A little more than a week after Hurricane Sandy barreled through the Eastern seaboard, I wanted to take a moment and share some of my thoughts on business technology resiliency* and how we fared during this significant weather event. While there are still over a million people without electricity and significant recovery efforts underway, I'm overall impressed with the level of resiliency and preparedness many organizations exhibited during (and since) Sandy. I stress resiliency over recovery here because I believe that is the future of disaster recovery and business continuity. Our official definition is: “The ability for business technology to absorb the impact of any unexpected occurrence without disrupting business operations.”

While almost all companies with a presence in Sandy’s path suffered some level of disruption, most were able to carry on operations. Some examples of the key tenets of a mature business technology resiliency program include:

  • Proactive. During this event more than any other, I saw organizations being proactive, some deciding to close offices as of the Friday before the storm to prevent potential miscommunications with employees over the weekend. Some companies even invoked DR plans to failover data centers before the hurricane hit.
  • Tested. Firms are also realizing the value of exercises and drills — our own chief business technology officer at Forrester, Steve Peltzman, wisely elected to run a test of our own emergency notification system on Friday; the system was then needed on Saturday to notify employees that several offices would be closed. Another organization I work with ran a workforce continuity drill just a week before the storm, sending employees home to work remotely to prepare for an event like Sandy.
  • Effectively communicated.
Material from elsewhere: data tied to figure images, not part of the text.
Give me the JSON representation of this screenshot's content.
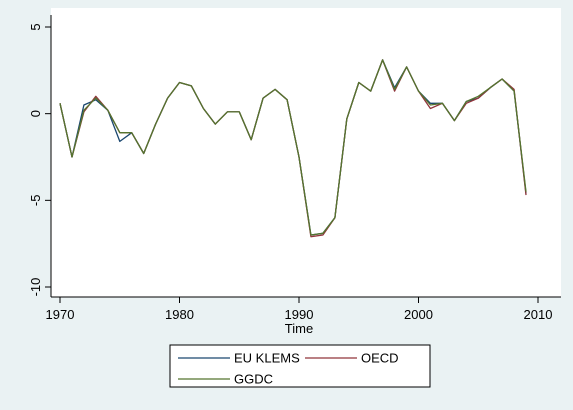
{
  "chart_data": {
    "type": "line",
    "xlabel": "Time",
    "ylabel": "",
    "xlim": [
      1970,
      2010
    ],
    "ylim": [
      -10,
      5
    ],
    "xticks": [
      "1970",
      "1980",
      "1990",
      "2000",
      "2010"
    ],
    "yticks": [
      "5",
      "0",
      "-5",
      "-10"
    ],
    "legend_position": "bottom",
    "colors": {
      "background": "#eaf2f3",
      "plot": "#ffffff"
    },
    "x": [
      1970,
      1971,
      1972,
      1973,
      1974,
      1975,
      1976,
      1977,
      1978,
      1979,
      1980,
      1981,
      1982,
      1983,
      1984,
      1985,
      1986,
      1987,
      1988,
      1989,
      1990,
      1991,
      1992,
      1993,
      1994,
      1995,
      1996,
      1997,
      1998,
      1999,
      2000,
      2001,
      2002,
      2003,
      2004,
      2005,
      2006,
      2007,
      2008,
      2009
    ],
    "series": [
      {
        "name": "EU KLEMS",
        "color": "#1a476f",
        "values": [
          0.6,
          -2.5,
          0.5,
          0.8,
          0.2,
          -1.6,
          -1.1,
          -2.3,
          -0.6,
          0.9,
          1.8,
          1.6,
          0.3,
          -0.6,
          0.1,
          0.1,
          -1.5,
          0.9,
          1.4,
          0.8,
          -2.5,
          -7.0,
          -6.9,
          -6.0,
          -0.3,
          1.8,
          1.3,
          3.1,
          1.5,
          2.7,
          1.3,
          0.6,
          0.6,
          -0.4,
          0.7,
          0.9,
          1.5,
          2.0,
          1.3,
          -4.6
        ]
      },
      {
        "name": "OECD",
        "color": "#90353b",
        "values": [
          0.6,
          -2.5,
          0.1,
          1.0,
          0.2,
          -1.1,
          -1.1,
          -2.3,
          -0.6,
          0.9,
          1.8,
          1.6,
          0.3,
          -0.6,
          0.1,
          0.1,
          -1.5,
          0.9,
          1.4,
          0.8,
          -2.5,
          -7.1,
          -7.0,
          -6.0,
          -0.3,
          1.8,
          1.3,
          3.1,
          1.3,
          2.7,
          1.3,
          0.3,
          0.6,
          -0.4,
          0.6,
          0.9,
          1.5,
          2.0,
          1.4,
          -4.7
        ]
      },
      {
        "name": "GGDC",
        "color": "#55752f",
        "values": [
          0.6,
          -2.5,
          0.2,
          0.9,
          0.2,
          -1.1,
          -1.1,
          -2.3,
          -0.6,
          0.9,
          1.8,
          1.6,
          0.3,
          -0.6,
          0.1,
          0.1,
          -1.5,
          0.9,
          1.4,
          0.8,
          -2.5,
          -7.0,
          -6.9,
          -6.0,
          -0.3,
          1.8,
          1.3,
          3.1,
          1.4,
          2.7,
          1.3,
          0.5,
          0.6,
          -0.4,
          0.7,
          1.0,
          1.5,
          2.0,
          1.3,
          -4.5
        ]
      }
    ]
  }
}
Communications were also greatly improved, as my colleague Stephanie Balaouras noted in a recent blog. Utilities and government agencies tweeted and set up tracking and communication pages. Data center service providers blogged and tweeted blow-by-blow developments of data centers in impacted zones.

The landscape has not been completely rosy, however; there are several examples of shortcomings during the storm:

  • Preventable IT failures. There have been several large-scale IT disasters, many of which could have been prevented with proper planning and testing. It’s interesting to see that even during a massive disaster like Hurricane Sandy, it’s the little things that take down data center facilities: UPS failures, network failures, fuel shortages, etc., all the cascading events that occur after the hurricane.  
  • Work from home strategies. Like I noted in an earlier post, 81% of companies use work from home strategies for workforce continuity during disasters. But during Hurricane Sandy, many organizations who counted on employees working from home for workforce recovery found their strategies fall flat when power, network, and cell coverage failed across 10 states. However, there were reports of some organizations getting hotel rooms for displaced employees and their families
  • Hospital preparedness. Across New Jersey and New York, four hospitals were forced to shut down and evacuate and relocate patients after generators failed. This has prompted a re-evaluation as to when hospitals should be preemptively evacuated. On the IT front, other hospitals in the region were able to continuing accepting patients, but lost IT systems. Some were able to successfully revert to paper records, others could not.

We are working on a more formal analysis of the lessons learned from Hurricane Sandy to publish on the Forrester website, but in the interim, these are my initial thoughts and reactions. We've also made our business technology resiliency playbook free of charge through the end of November. I encourage you to check out the research here (site registration required).

*Forrester defines business technology resiliency as a hybrid discipline combining aspects of disaster recovery, business continuity, backup, high availability, and information security that focuses on maintaining highly available operations, proactively taking steps to improve uptime, and responding to all likely causes of outages.